O estudo, que ele co-assinou esta semana em PLoS UMfornece a tão esperada prova graças a um pequeno fóssil de Lystrosaurus, um herbívoro que viveu há 250 milhões de anos.
Um fóssil descoberto há 17 anos
Foi descoberto há 17 anos na bacia do Karoo (África do Sul), afirma Jennifer Botha, outra coautora do artigo, num comunicado de imprensa do Síncrotron Europeu de Grenoble.
“Meu preparador, John Nyaphuli, um notável caçador de fósseis, identificou um pequeno nódulo que inicialmente revelava apenas pequenos fragmentos de osso. Ao preparar cuidadosamente o espécime, ficou claro que se tratava de um bebê Lystrosaurus perfeitamente enrolado.

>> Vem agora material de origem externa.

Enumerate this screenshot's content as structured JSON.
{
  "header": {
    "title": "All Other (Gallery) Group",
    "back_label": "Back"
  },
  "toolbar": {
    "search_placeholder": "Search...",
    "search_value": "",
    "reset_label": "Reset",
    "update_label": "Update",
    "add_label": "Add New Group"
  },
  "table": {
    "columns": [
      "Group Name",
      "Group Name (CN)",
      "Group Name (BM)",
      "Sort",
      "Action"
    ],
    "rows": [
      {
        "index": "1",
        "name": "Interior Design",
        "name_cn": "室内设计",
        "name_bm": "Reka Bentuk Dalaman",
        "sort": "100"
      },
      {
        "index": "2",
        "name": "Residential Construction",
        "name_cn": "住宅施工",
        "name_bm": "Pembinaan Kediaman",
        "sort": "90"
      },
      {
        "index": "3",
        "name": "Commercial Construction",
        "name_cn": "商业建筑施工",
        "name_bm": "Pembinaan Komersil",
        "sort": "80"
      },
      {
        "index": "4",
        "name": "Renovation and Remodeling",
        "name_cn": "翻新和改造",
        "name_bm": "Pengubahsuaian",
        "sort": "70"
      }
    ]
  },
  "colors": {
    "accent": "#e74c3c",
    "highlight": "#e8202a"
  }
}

Já naquela época eu suspeitava que ele tivesse morrido no ovo, mas simplesmente não tínhamos a tecnologia para confirmar isso.“, continua o professor do Instituto de Estudos Evolutivos da Universidade de Witwatersrand.
“Em qualquer outro lugar do mundo, vendo um bebê enrolado daquele jeito, você pensaria que era um ovo. Mas é bastante comum na África do Sul encontrar fósseis inteiros enrolados sobre si mesmos.“, explica o Sr. Benoit. Presos em sua toca por enchentes repentinas, os animais foram enterrados na lama durante o sono.
O Síncrotron Europeu em Grenoble na origem da identificação do buraco que abriga oovo
Foi aqui que entrou em ação o Síncrotron Europeu de Grenoble (ESRF), um “supermicroscópio“que produz raios X 10.000 bilhões de vezes mais brilhantes do que os usados em hospitais.”Conseguimos escanear o fóssil com a máxima precisão e assim captar o nível de detalhe necessário para o estudo desses ossos tão pequenos e frágeis.“, explica Vincent Fernandez, cientista da ESRF e coautor do estudo.
As imagens revelaram um detalhe crucial na mandíbula do minúsculo Lystrosaurus, cujo crânio inteiro media apenas 4 cm. Este osso da mandíbula inferior é composto por duas metades que devem se fundir para que o animal possa comer.
“Normalmente é uma estrutura que fecha bem antes do nascimento. Lá, percebemos que havia um enorme buraco dentro do qual está uma verdadeira estrutura anatômica, não apenas um dano que teria sido causado post mortem“, descreve o Sr. Benoit. Nos atuais embriões de aves e tartarugas, esse estágio de desenvolvimento só é observado antes da eclosão, prova de que era de fato um ovo.
Esta descoberta também esclarece uma das razões pelas quais este herbívoro atarracado, equipado com duas presas curtas, foi capaz de dominar o ecossistema do seu tempo após a crise mais devastadora que a vida na Terra conheceu: a extinção em massa do Permiano-Triássico.
Após o brutal aquecimento global, 95% das espécies marinhas e 70% dos vertebrados terrestres desapareceram. Mesmo assim, o Lystrosaurus sobreviveu e até assumiu um lugar dominante num mundo marcado por altas temperaturas e secas prolongadas.
Uma das chaves do seu sucesso poderia ter sido o tamanho do seu ovosrelativamente grande, argumentam os autores. Nos animais modernos, ovos os maiores resistem melhor à desidratação e contêm mais gema (a gema doovofornecendo todos os nutrientes necessários ao desenvolvimento do embrião).